Il momento è importante, ma le lettere non sono altro che richieste che si richiamano a problematiche di ordine pubblico, e cioè domande di autorizzazioni per una processione e per la benedizione delle bandiere. Presso l’Archivio di Stato di Bologna si ritrova, non datata, una minuta di risposta certamente appartenente a tale carteggio (Nota 11). Le lettere di Pepoli, su carta intestata dello Stato maggiore generale della Guardia civica di Bologna, non autografe, una sola con protocollo (Nota 12), sono di tono ed approccio formale e attestano una scarsa conoscenza fra il giovanissimo vulcanico aristocratico bolognese e l’energico medico ravennate, dal burrascoso passato di esule, intento a ristabilire l’ordine nelle Legazioni.
Ben diverso il tono delle missive che incontriamo oltre un decennio dopo fra i due. L’approccio è cambiato, Pepoli appella ora Farini «mio caro amico», firmandosi «affezionatissimo vostro». Nel 1859 i due sono protagonisti di una fase cruciale e stretti da una collaborazione fattiva: Farini conferma a Pepoli il dicastero delle Finanze del Governo provvisorio delle Romagne. Nel novello Governo delle provincie dell’Emilia, poi, Gioacchino fa parte del Gabinetto presieduto da Farini. Nella fase finale del carteggio, e cioè nell’autunno del Sessanta, Farini si rivolgerà ormai a Pepoli col tono, se non del padre al figlio, del maestro all’allievo, con frequenti dichiarazioni di principio o consigli che rispecchiano il suo orientamento moderato e finalità didattico-esortative. Pepoli per suo conto non manca di riconoscergli autorità: «dovendo seguire la tua volontà ho sempre timore di non fare ciò che può tornarti opportuno. Non lasciarmi senza istruzioni, non lasciarmi all’oscuro su ciò che succede in Europa». La lettera, purtroppo una minuta non datata, comunque genericamente assegnabile al 1860, contiene interessanti riferimenti alla situazione dell’Umbria e del Lazio, e presumibilmente al periodo in cui Pepoli era regio commissario per conto del governo piemontese (Nota 13).

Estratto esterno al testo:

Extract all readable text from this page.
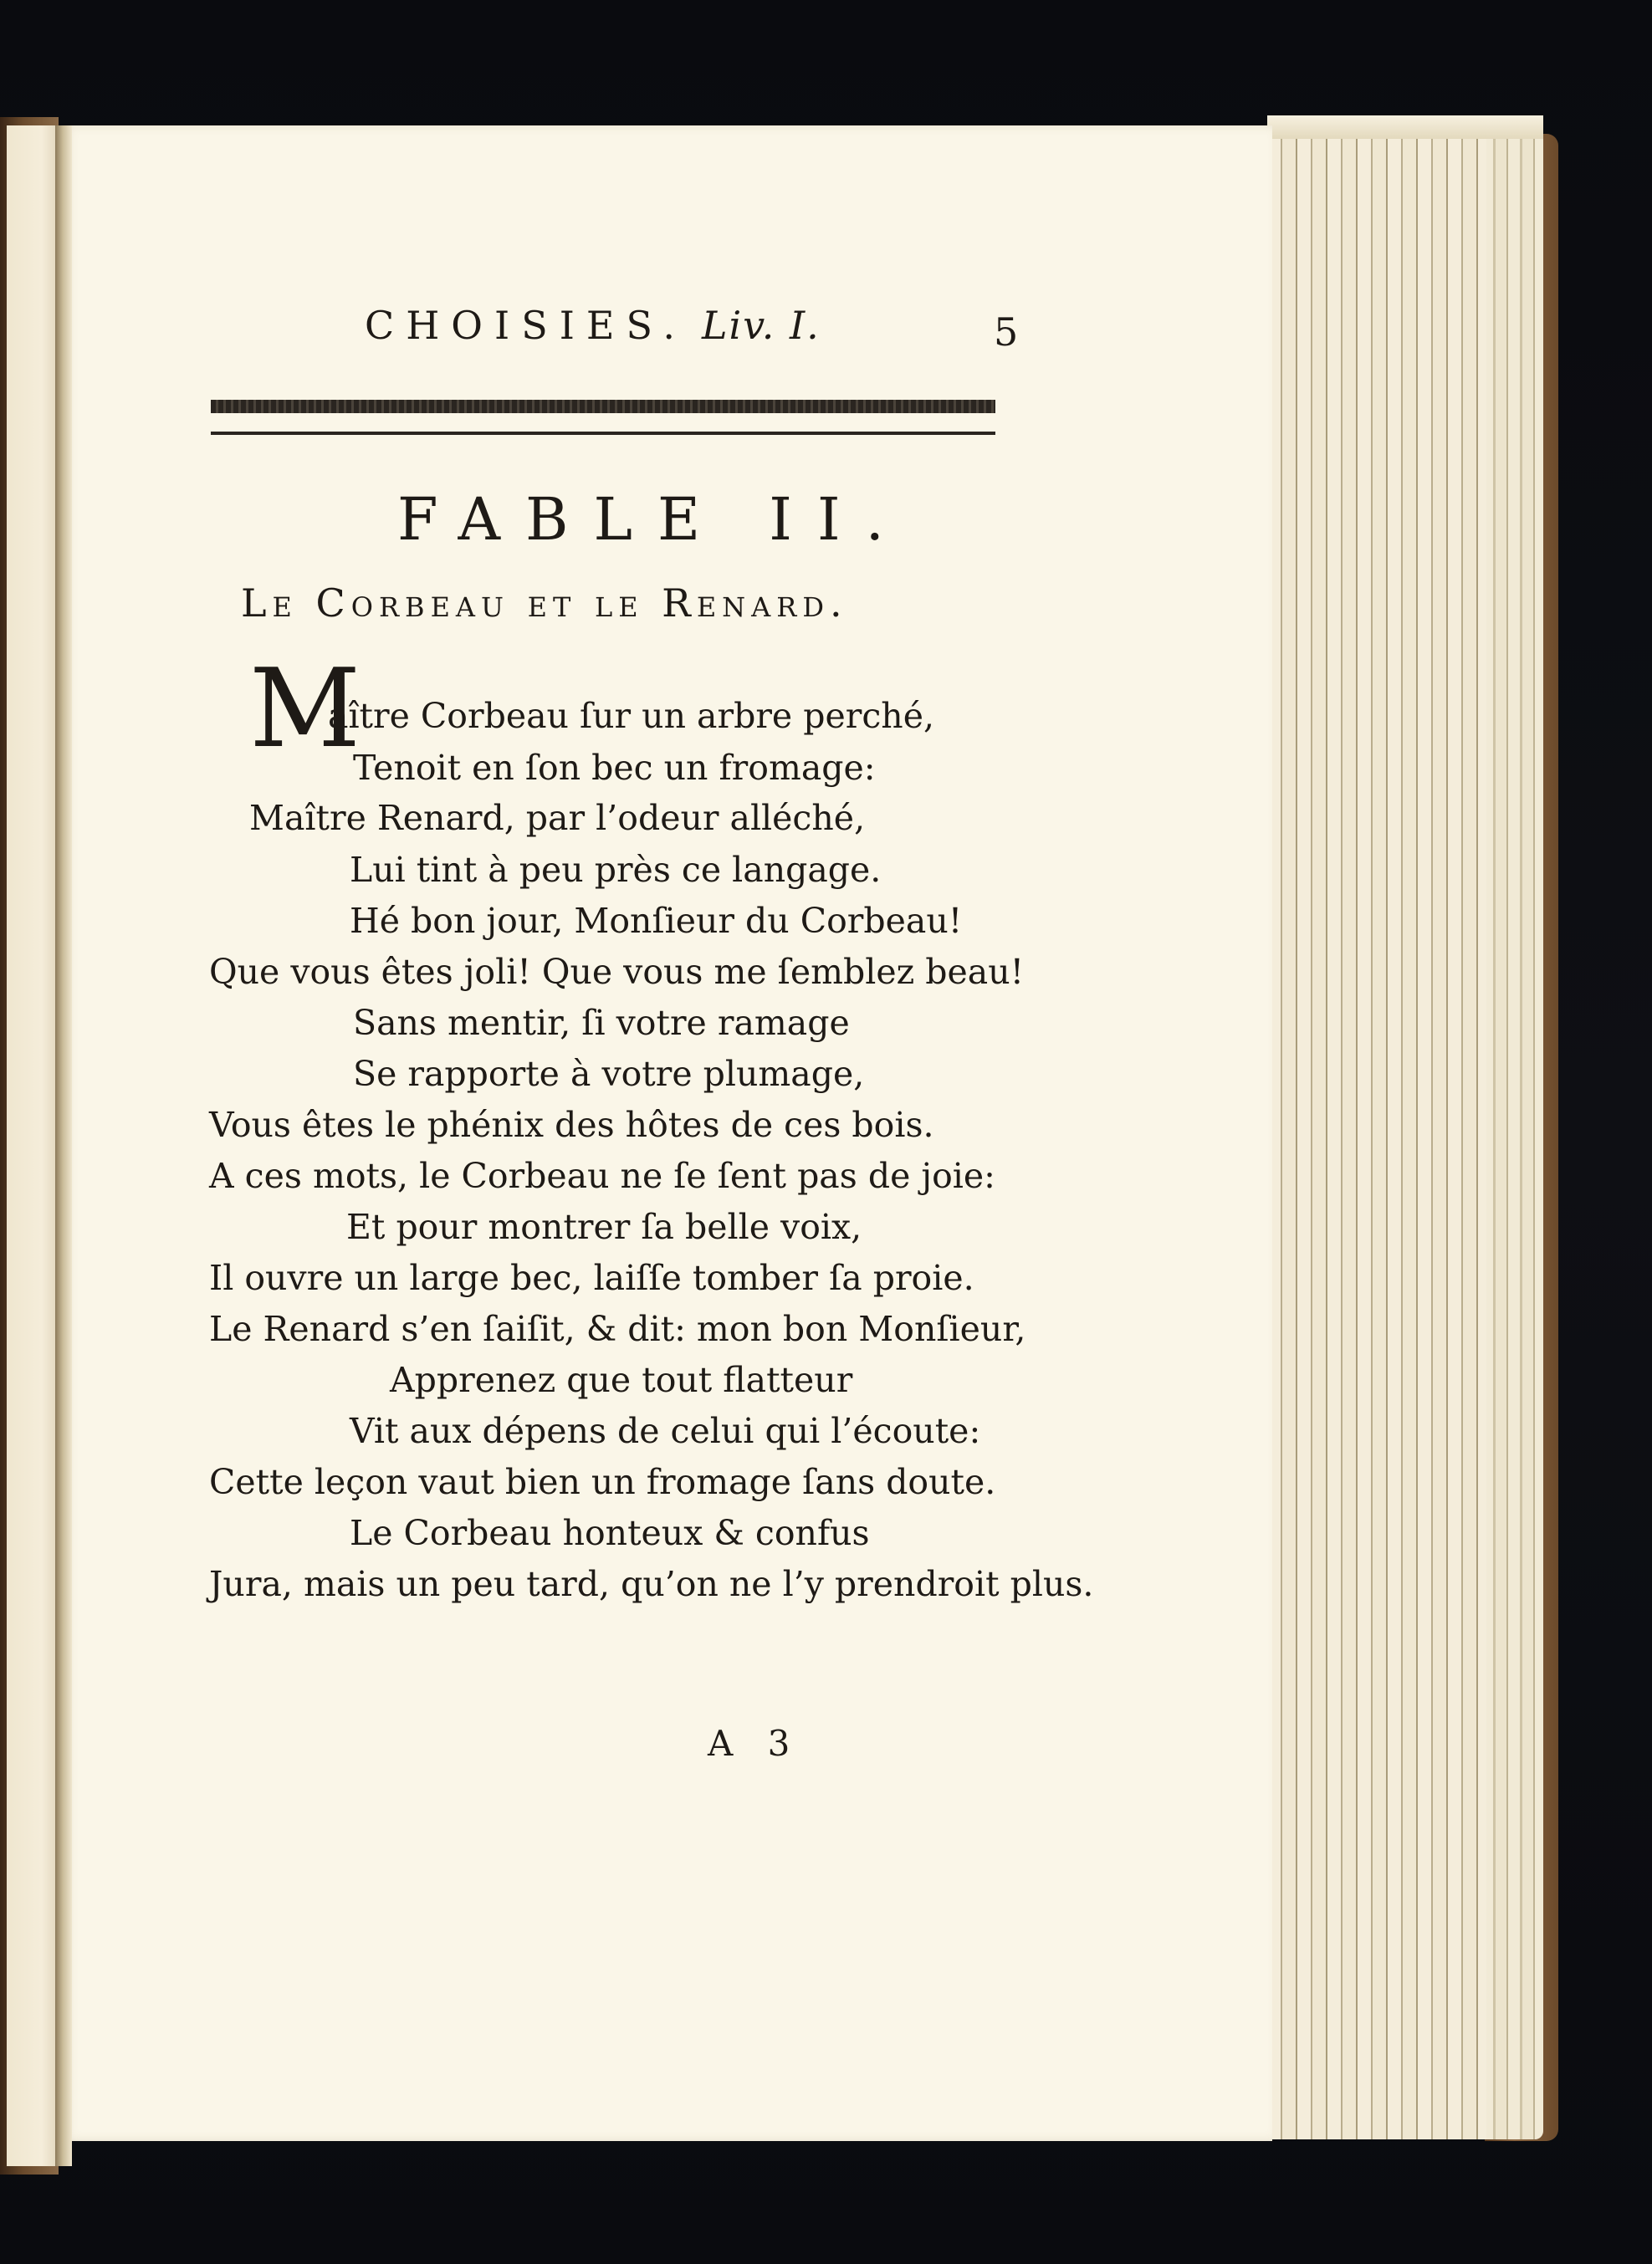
CHOISIES. Liv. I.	5
FABLE II.
Le Corbeau et le Renard.
M
aître Corbeau ſur un arbre perché,
Tenoit en ſon bec un fromage:
Maître Renard, par l’odeur alléché,
Lui tint à peu près ce langage.
Hé bon jour, Monſieur du Corbeau!
Que vous êtes joli! Que vous me ſemblez beau!
Sans mentir, ſi votre ramage
Se rapporte à votre plumage,
Vous êtes le phénix des hôtes de ces bois.
A ces mots, le Corbeau ne ſe ſent pas de joie:
Et pour montrer ſa belle voix,
Il ouvre un large bec, laiſſe tomber ſa proie.
Le Renard s’en ſaiſit, & dit: mon bon Monſieur,
Apprenez que tout flatteur
Vit aux dépens de celui qui l’écoute:
Cette leçon vaut bien un fromage ſans doute.
Le Corbeau honteux & confus
Jura, mais un peu tard, qu’on ne l’y prendroit plus.
A 3
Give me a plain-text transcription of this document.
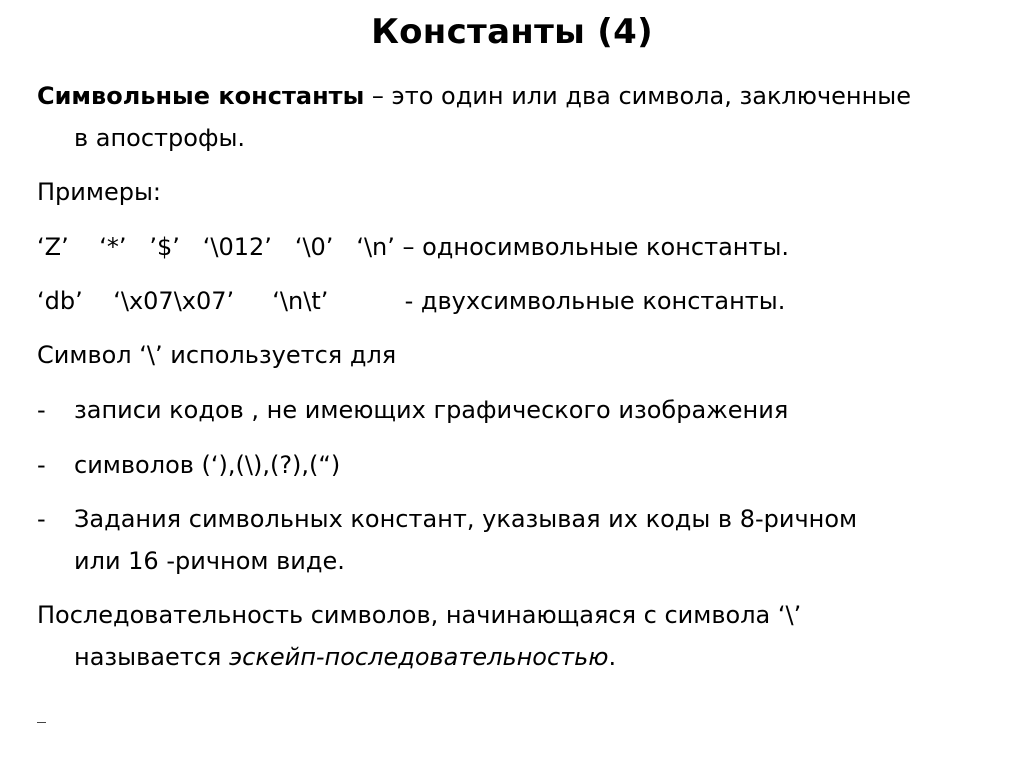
Константы (4)
Символьные константы – это один или два символа, заключенные
в апострофы.
Примеры:
‘Z’    ‘*’   ’$’   ‘\012’   ‘\0’   ‘\n’ – односимвольные константы.
‘db’    ‘\x07\x07’     ‘\n\t’          - двухсимвольные константы.
Символ ‘\’ используется для
- записи кодов , не имеющих графического изображения
- символов (‘),(\),(?),(“)
- Задания символьных констант, указывая их коды в 8-ричном
или 16 -ричном виде.
Последовательность символов, начинающаяся с символа ‘\’
называется эскейп-последовательностью.
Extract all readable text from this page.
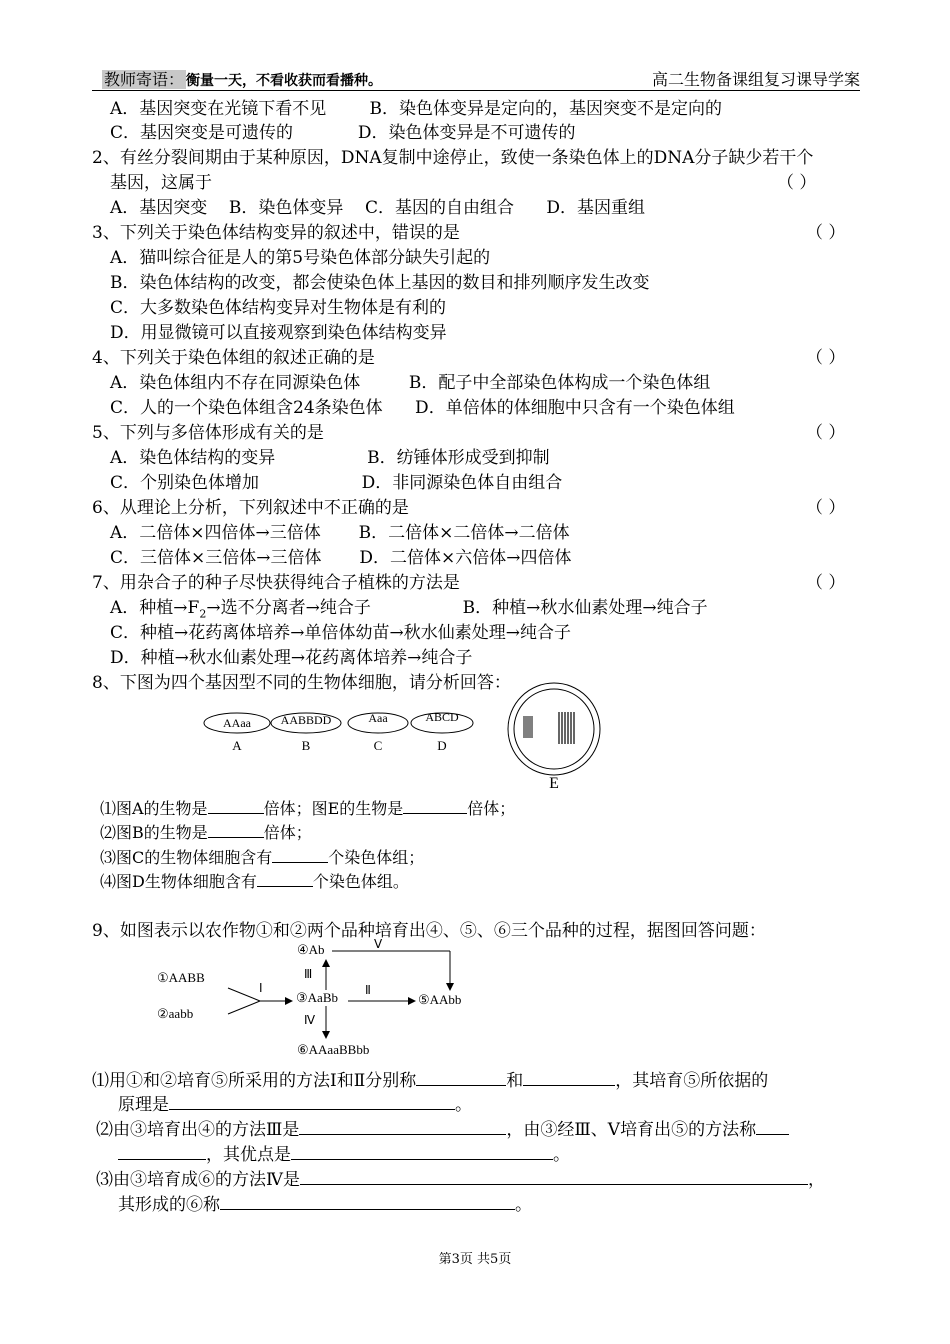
教师寄语： 衡量一天，不看收获而看播种。	高二生物备课组复习课导学案
A．基因突变在光镜下看不见        B．染色体变异是定向的，基因突变不是定向的
C．基因突变是可遗传的            D．染色体变异是不可遗传的
2、有丝分裂间期由于某种原因，DNA复制中途停止，致使一条染色体上的DNA分子缺少若干个
基因，这属于	（ ）
A．基因突变    B．染色体变异    C．基因的自由组合      D．基因重组
3、下列关于染色体结构变异的叙述中，错误的是	（ ）
A．猫叫综合征是人的第5号染色体部分缺失引起的
B．染色体结构的改变，都会使染色体上基因的数目和排列顺序发生改变
C．大多数染色体结构变异对生物体是有利的
D．用显微镜可以直接观察到染色体结构变异
4、下列关于染色体组的叙述正确的是	（ ）
A．染色体组内不存在同源染色体         B．配子中全部染色体构成一个染色体组
C．人的一个染色体组含24条染色体      D．单倍体的体细胞中只含有一个染色体组
5、下列与多倍体形成有关的是	（ ）
A．染色体结构的变异                 B．纺锤体形成受到抑制
C．个别染色体增加                   D．非同源染色体自由组合
6、从理论上分析，下列叙述中不正确的是	（ ）
A．二倍体×四倍体→三倍体       B．二倍体×二倍体→二倍体
C．三倍体×三倍体→三倍体       D．二倍体×六倍体→四倍体
7、用杂合子的种子尽快获得纯合子植株的方法是	（ ）
A．种植$\to F_2\to$选不分离者→纯合子                 B．种植→秋水仙素处理→纯合子
C．种植→花药离体培养→单倍体幼苗→秋水仙素处理→纯合子
D．种植→秋水仙素处理→花药离体培养→纯合子
8、下图为四个基因型不同的生物体细胞，请分析回答：
AAaa
A
AABBDD
B
Aaa
C
ABCD
D
E
⑴图A的生物是	倍体；图E的生物是	倍体；
⑵图B的生物是	倍体；
⑶图C的生物体细胞含有	个染色体组；
⑷图D生物体细胞含有	个染色体组。
9、如图表示以农作物①和②两个品种培育出④、⑤、⑥三个品种的过程，据图回答问题：
①AABB
②aabb
Ⅰ
③AaBb Ⅱ
⑤AAbb
Ⅲ
④Ab	Ⅴ
Ⅳ
⑥AAaaBBbb
⑴用①和②培育⑤所采用的方法Ⅰ和Ⅱ分别称	和	，其培育⑤所依据的
原理是	。
⑵由③培育出④的方法Ⅲ是	，由③经Ⅲ、Ⅴ培育出⑤的方法称
，其优点是	。
⑶由③培育成⑥的方法Ⅳ是	，
其形成的⑥称	。
第3页 共5页
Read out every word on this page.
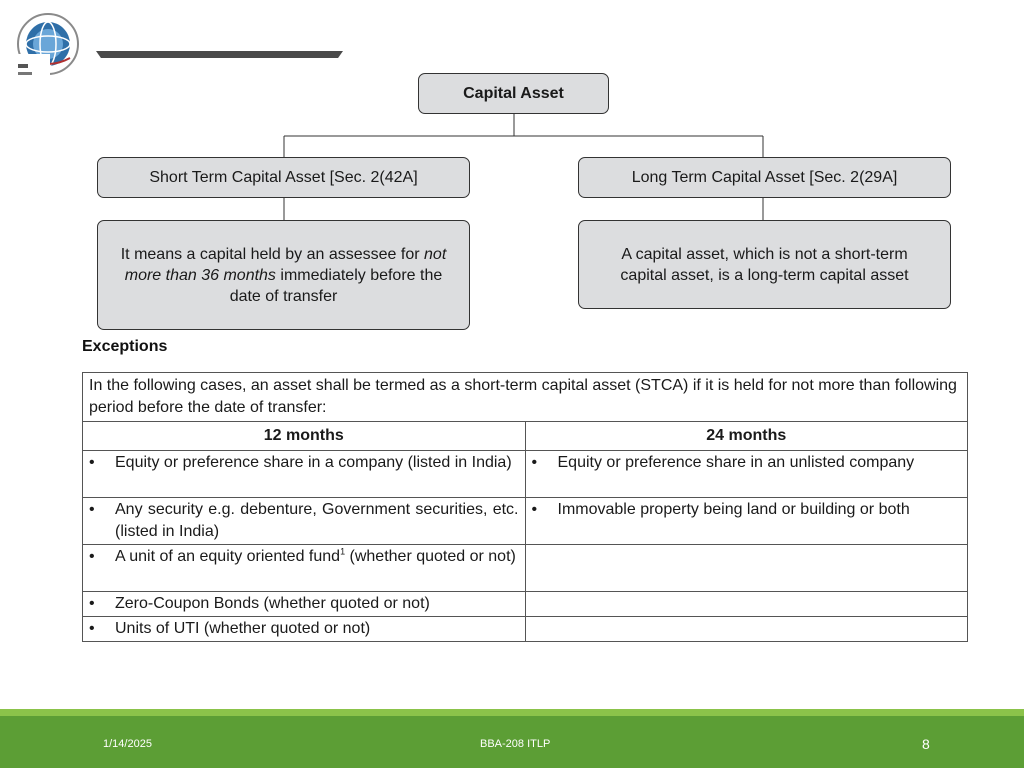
Capital Asset
Short Term Capital Asset [Sec. 2(42A]	Long Term Capital Asset [Sec. 2(29A]
It means a capital held by an assessee for not more than 36 months immediately before the date of transfer
A capital asset, which is not a short-term capital asset, is a long-term capital asset
Exceptions
In the following cases, an asset shall be termed as a short-term capital asset (STCA) if it is held for not more than following period before the date of transfer:	
12 months	24 months

• Equity or preference share in a company (listed in India)	• Equity or preference share in an unlisted company

• Any security e.g. debenture, Government securities, etc. (listed in India)	• Immovable property being land or building or both

• A unit of an equity oriented fund$^1$ (whether quoted or not)	

• Zero-Coupon Bonds (whether quoted or not)	

• Units of UTI (whether quoted or not)	
1/14/2025	BBA-208 ITLP	8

Le lettere, testimonianza di una scelta oculata da parte dei raccoglitori, gettano luce su una varietà di problematiche. Si veda ad esempio la missiva di Pepoli del 9 maggio 1859, dove, dietro la parvenza di una preoccupazione per l’ordine pubblico, si cela il desiderio di dare sostegno militare alla seconda guerra di indipendenza (Nota 14). Al Farini governatore delle Provincie modenesi, poi, il Pepoli chiede denaro per le truppe (26 luglio 1859), ma al dittatore dell’Emilia chiede consenso politico e sostegno al progetto delle province dell’Italia centrale (Nota 15). L’insieme del carteggio, sia della prima che della seconda serie, consente di cogliere abbastanza bene il passaggio di Pepoli dalla fase federalista e quella centralista.
Nell’autunno del 1859, ministro degli Esteri nel Governo provvisorio delle Romagne, Pepoli si spende moltissimo per la causa delle provincie unite dell’Italia centrale. Nella lettera del 21 settembre ad Emanuele Marliani, il più forte sostenitore, forse l’ideatore del progetto, l’aristocratico bolognese delinea con motivazioni logicamente argomentate la plausibilità della sua idea federalista, il Regno dell’Italia centrale appunto, che vedeva riunite Toscana Modena Parma e Legazioni, come parte di un forte Regno italiano, sotto lo scettro costituzionale del Re.
Scrive Pepoli: «ella non avrà bisogno di lunghe parole per convincere il ministro toscano che l’unione da noi proposta non è contraria ai diritti accordati dall’Assemblea al Re Vittorio Emanuele ed alla accettazione sua. Noi tutti invochiamo concordemente di far parte di un solo regno» (Nota 16).
Inizialmente Farini si mostra consenziente, per affermazione dello stesso Pepoli. Gli scrive infatti il 22 settembre: «V. E. essendo in perfetto accordo colle nostre idee, vorrà cooperare con tutta la sua autorità ad influenzare a ciò che siano rimossi gli ostacoli» (Nota 17).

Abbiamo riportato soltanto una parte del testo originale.